Пул кивнул, поморщившись от боли, и нечленораздельно пробормотал что-то утвердительное.
— Мистер Пул, вы вляпались в кучу дерьма. Отправили двух полицейских на больничную койку. Вы меня слышите?
Пул молча смотрел на мужчину, стараясь сфокусировать взгляд. Как им удалось так быстро разыскать его? Неужели Берналь узнал его под чулком? Пул вдруг почувствовал резкую боль в боку — стоявший за спиной полицейский ткнул его дубинкой под ребра. Поперхнувшись, он кивнул.
— Двое в больнице, — медленно проговорил незнакомец, словно только что осознав всю важность случившегося. — Вы по уши в дерьме, мистер Пул. Полиция обычно не слишком церемонится с теми, кто на нее нападает, не говоря уже о членовредительстве. Вы еще дешево отделались. Вы меня слушаете?
Чтобы избежать очередного тычка дубинкой, Пул торопливо подтвердил:
— Да.
Мужчина в костюме улыбнулся.
— Еще бы. Вы, вероятно, понимаете, что вам грозит.
Пул не видел, подал ли мужчина какой-нибудь знак.
На этот раз последовал не тычок, а сокрушительный удар по основанию черепа. Он потерял сознание, но, к сожалению, быстро очнулся.
— Видите ли, эта история с нападением на полицейских — только небольшая часть того дерьма, в котором вы сидите. Вы еще не поняли, в чем ваша проблема, мистер Пул?
Обхватив себя руками, тот молча ожидал следующего удара.
Мужчина глубоко затянулся, немного задержал дым, а потом выпустил изо рта две мощных струи.
— Почему вы ищете Каспера Просницкого?
Пул изумленно уставился на него. Так вот в чем дело. Но как они узнали? Существует только одна возможность… Боль во всем теле мешала ему соображать.
— Вы слышите меня? — Мужчина отошел от стены и присел на корточки, чтобы лучше видеть лицо Пула. — Зачем вы искали Каспера Просницкого?
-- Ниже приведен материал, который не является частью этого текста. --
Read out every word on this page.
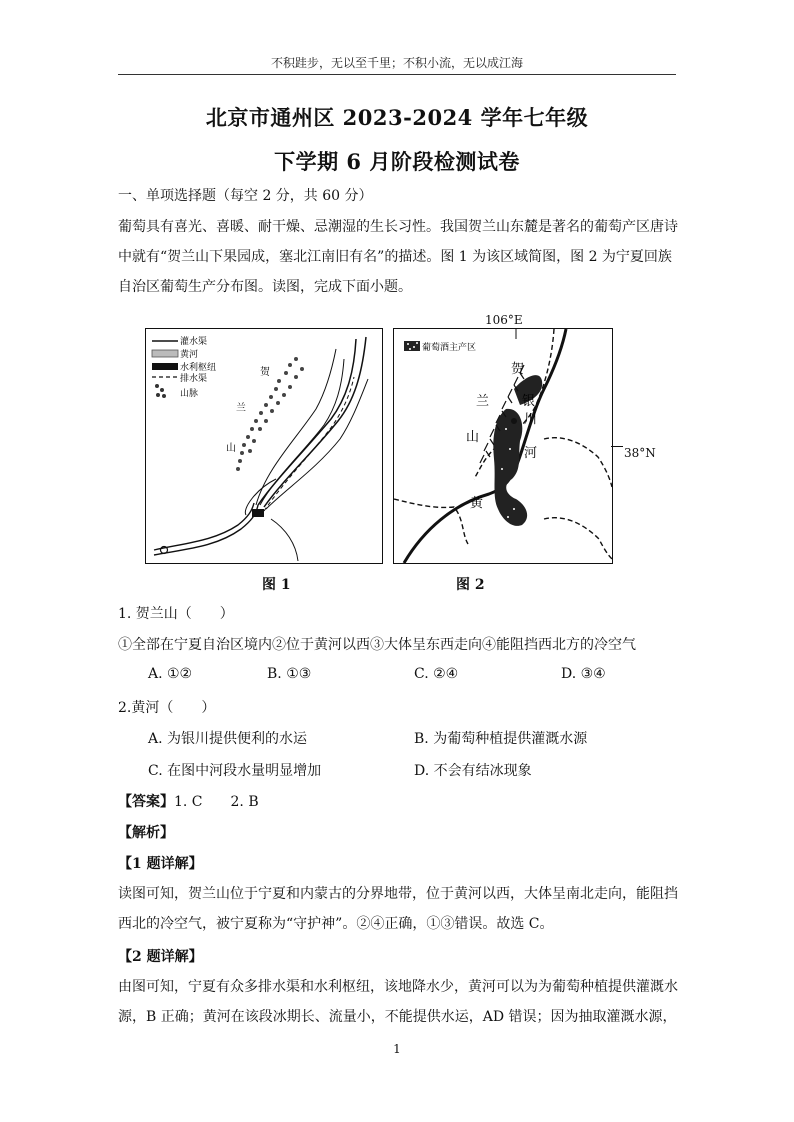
不积跬步，无以至千里；不积小流，无以成江海
北京市通州区 2023-2024 学年七年级
下学期 6 月阶段检测试卷
一、单项选择题（每空 2 分，共 60 分）
葡萄具有喜光、喜暖、耐干燥、忌潮湿的生长习性。我国贺兰山东麓是著名的葡萄产区唐诗中就有“贺兰山下果园成，塞北江南旧有名”的描述。图 1 为该区域简图，图 2 为宁夏回族自治区葡萄生产分布图。读图，完成下面小题。
灌水渠
黄河
水利枢纽
排水渠
山脉
贺
兰
山
106°E
葡萄酒主产区
贺
兰
山
银
川
河
黄
38°N
图 1	图 2
1. 贺兰山（　　）
①全部在宁夏自治区境内②位于黄河以西③大体呈东西走向④能阻挡西北方的冷空气
A. ①②	B. ①③	C. ②④	D. ③④
2.黄河（　　）
A. 为银川提供便利的水运	B. 为葡萄种植提供灌溉水源
C. 在图中河段水量明显增加	D. 不会有结冰现象
【答案】1. C　　2. B
【解析】
【1 题详解】
读图可知，贺兰山位于宁夏和内蒙古的分界地带，位于黄河以西，大体呈南北走向，能阻挡西北的冷空气，被宁夏称为“守护神”。②④正确，①③错误。故选 C。
【2 题详解】
由图可知，宁夏有众多排水渠和水利枢纽，该地降水少，黄河可以为为葡萄种植提供灌溉水源，B 正确；黄河在该段冰期长、流量小，不能提供水运，AD 错误；因为抽取灌溉水源，
1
— Меня попросили. Точнее, наняли, — пробормотал он распухшими губами.
— Кто вас нанял?
— Какая-то странная личность. Она не назвалась.
Мужчина поднялся, обошел вокруг стола и остановился позади Пула. Тот попытался обернуться, но полицейский с дубинкой повернул его голову обратно. Пул почувствовал, как ему задирают рукав, а потом в предплечье впилась горящая сигарета. От нестерпимой боли он прокусил нижнюю губу; в рот потекла солоноватая кровь, лоб покрылся испариной. Потом сигарету убрали, и боль стала чуть слабее.
Тот, кто вел допрос, медленно отошел к столу и снова присел на корточки.
— Кто вас нанял?
— Лина Просницкая.
Мужчина прищурился.
— Это невозможно.
— Она сказала, что ее зовут Лина Просницкая, — повторил Пул, окончательно сломленный страхом и болью.
Прикрыв глаза, мужчина чуть заметно качнул головой. Пул почувствовал, как его дернули за волосы.
ГЛАВА ДВАДЦАТЬ ВОСЬМАЯ
Паскис аккуратно налил себе чаю, следя, чтобы в чашку не попали чаинки. В его квартире пахло чаем, мятой и апельсиновой кожурой. Держа в руках чашку с блюдцем, он прошествовал в гостиную. Стены были сплошь увешаны коврами. Со временем они несколько поблекли, но по-прежнему переливались всеми оттенками красного, оранжевого, коричневого и желтого. Геометрический узор обрамляла широкая кайма со схематическим изображением сцен из истории Сербии: Косовская битва, свержение Оттоманского владычества. Ковры описывали исторические события не хуже, чем книги, стоявшие на полках.
Но сегодня Паскис не собирался ни читать, ни предаваться созерцанию ковров, что было его обычным занятием в другие дни: иногда он часами разглядывал узоры, размышляя над этими попытками увековечить прошлое, столь непохожими на его рациональные методы. Даже геометрические рисунки могли содержать исторические сведения. Подчас он огорчался, что не может разгадать их истинное значение. Но сегодня глаза архивариуса были закрыты, а перед мысленным взором вставали картины «именинной бойни» и вся та лихорадочная деятельность, которая последовала за ней.
Паскис не был подвержен приступам служебного рвения, следовавшим за каждым крупным преступлением. Но отзвуки «именинной бойни» донеслись и до Подвала, что выразилось в лавинообразном росте числа требований с пометкой «срочно». Такие заявки поступали довольно редко, и восемьдесят штук зараз было в практике Паскиса чем-то поистине чрезвычайным.